The system is inspired by coding agents like CloTcode and utilizes six core tools:

Folder Scanning: For identifying files within a directory.
Document Parsing: For extracting text from various document formats.
File Previewing: For quickly inspecting file content.
Reading: For accessing the full content of files.
Regular Expression-Based Search (Reax): For targeted text searches within files.
File Path Pattern Matching: For locating files based on specific naming conventions.

The system’s architecture consists of:

User Interface (UI) & Command Line Interface (CLI): Providing different access methods.
Backend Server Layer: Serving both the UI and CLI.
Orchestration Layer: Managed by Llama Index, enabling event-driven loop orchestration.
Tool Layer: Housing the six tools described above.
Document Processing Layer: Powered by Dockling for standardized formatting.

Initially built with Gemini 3 Flash, the system now supports local models, specifically Quen 3 32B.

Local Model Implementation & Hardware Considerations

Implementing local models required significant adjustments to the system prompt to ensure the LLM accurately follows instructions and utilizes the tools effectively.
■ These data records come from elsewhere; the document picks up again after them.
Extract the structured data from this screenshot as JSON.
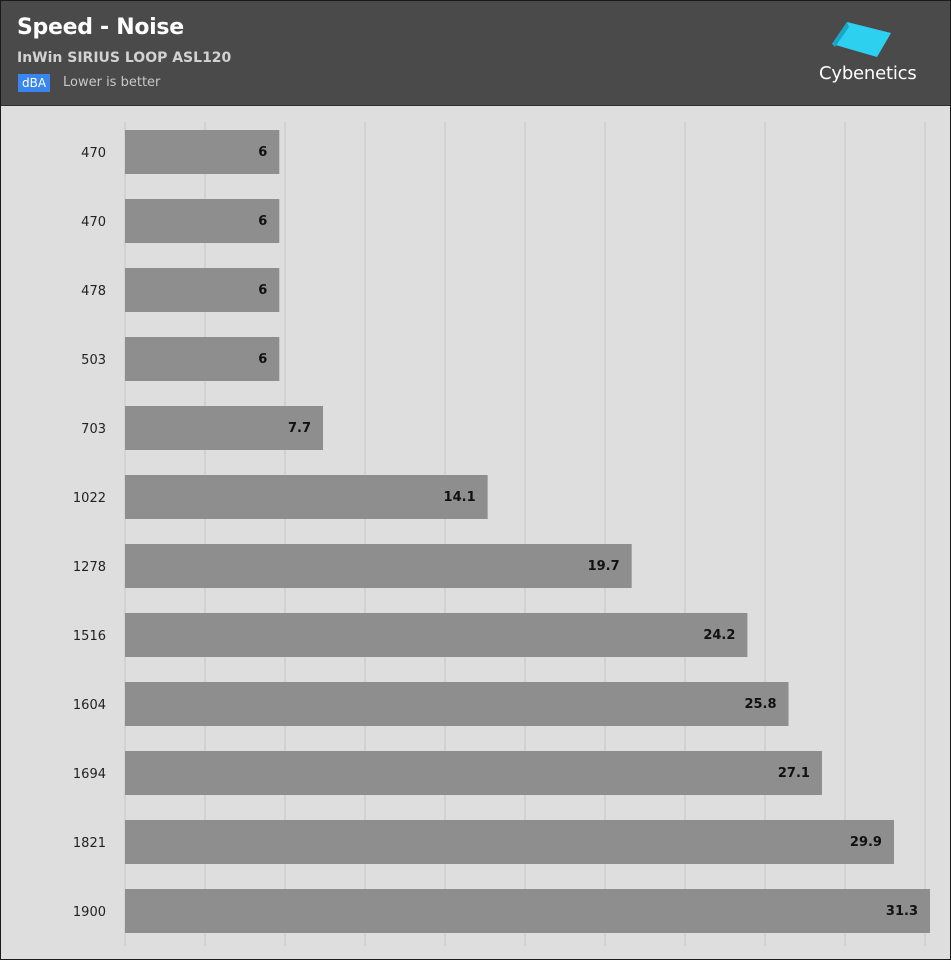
{
  "header": {
    "title": "Speed - Noise",
    "subtitle": "InWin SIRIUS LOOP ASL120",
    "unit_badge": "dBA",
    "note": "Lower is better",
    "logo_text": "Cybenetics",
    "logo_icon": "cybenetics-logo-icon"
  },
  "colors": {
    "header_bg": "#4a4a4a",
    "plot_bg": "#dedede",
    "bar": "#8e8e8e",
    "badge": "#3a86f0",
    "logo_cyan": "#2ed0f0"
  },
  "chart_data": {
    "type": "bar",
    "orientation": "horizontal",
    "title": "Speed - Noise",
    "subtitle": "InWin SIRIUS LOOP ASL120",
    "unit": "dBA",
    "categories": [
      "470",
      "470",
      "478",
      "503",
      "703",
      "1022",
      "1278",
      "1516",
      "1604",
      "1694",
      "1821",
      "1900"
    ],
    "values": [
      6,
      6,
      6,
      6,
      7.7,
      14.1,
      19.7,
      24.2,
      25.8,
      27.1,
      29.9,
      31.3
    ],
    "value_labels": [
      "6",
      "6",
      "6",
      "6",
      "7.7",
      "14.1",
      "19.7",
      "24.2",
      "25.8",
      "27.1",
      "29.9",
      "31.3"
    ],
    "xlim": [
      0,
      31.3
    ],
    "grid": true,
    "legend": "none"
  }
}
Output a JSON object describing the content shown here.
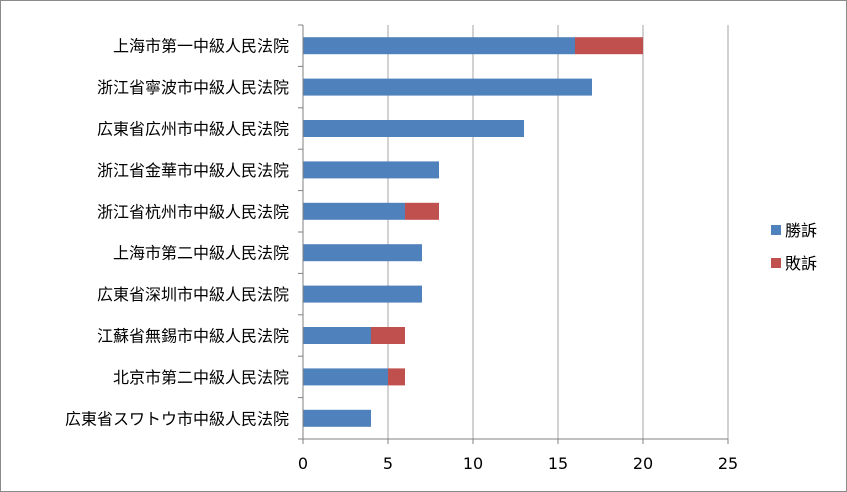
{
  "chart_data": {
    "type": "bar",
    "orientation": "horizontal",
    "stacked": true,
    "categories": [
      "上海市第一中級人民法院",
      "浙江省寧波市中級人民法院",
      "広東省広州市中級人民法院",
      "浙江省金華市中級人民法院",
      "浙江省杭州市中級人民法院",
      "上海市第二中級人民法院",
      "広東省深圳市中級人民法院",
      "江蘇省無錫市中級人民法院",
      "北京市第二中級人民法院",
      "広東省スワトウ市中級人民法院"
    ],
    "series": [
      {
        "name": "勝訴",
        "color": "#4f81bd",
        "values": [
          16,
          17,
          13,
          8,
          6,
          7,
          7,
          4,
          5,
          4
        ]
      },
      {
        "name": "敗訴",
        "color": "#c0504d",
        "values": [
          4,
          0,
          0,
          0,
          2,
          0,
          0,
          2,
          1,
          0
        ]
      }
    ],
    "xlim": [
      0,
      25
    ],
    "xticks": [
      0,
      5,
      10,
      15,
      20,
      25
    ],
    "grid": "vertical",
    "legend_position": "right"
  }
}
Smaller Quen models (4B, 8B, 14B) proved insufficient for the complex exploration tasks. Quen 3 32B demonstrated reasonable performance, but required prompt engineering.

The speaker utilizes an Nvidia DGX Spark server to run the 32B model, citing its 128GB of unified memory as crucial for accommodating the model’s size. While inference speed is slower compared to consumer GPUs like the 1490 or 1590, the DGX Spark allows for running significantly larger models and supports longer context windows (64,000 tokens in the demonstrated setup). The speaker also suggests potential benefits from processing requests in batches for serving customers.

Setup & Demonstration

The setup process involves cloning the repository and installing dependencies. Two branches are available: one for Gemini 3 Flash and another for local models with Olama. Running the local version requires setting environment variables for the Olama host and the desired model. The system can be accessed via a UI or CLI.

The speaker demonstrates the system with several queries:

Simple Query: Retrieving the purchase price from a single document (completed quickly, using ~38GB of memory).
Multi-Document Query: Identifying key risks and mitigation measures from multiple files (took ~4 minutes, using ~96GB of memory).
Complex Query: Requiring 14 steps of exploration and resulting in a comprehensive answer (took longer, demonstrating the system’s ability to handle intricate requests).

The speaker emphasizes that the system is designed for document generation and exploration, not real-time chatbot-like responses.

Conclusion & Future Directions

The agentic file search system represents a significant advancement over traditional RAG by mimicking human information-seeking behavior. By prioritizing exploration and cross-referencing, it overcomes the limitations of semantic similarity and chunking, enabling more accurate and comprehensive answers to complex queries. The speaker positions this project as an extension of local GPT and encourages collaboration and contributions. Future experiments will focus on batch processing for customer-facing applications and exploring the capabilities of even larger models (potentially 70B) on the DGX Spark.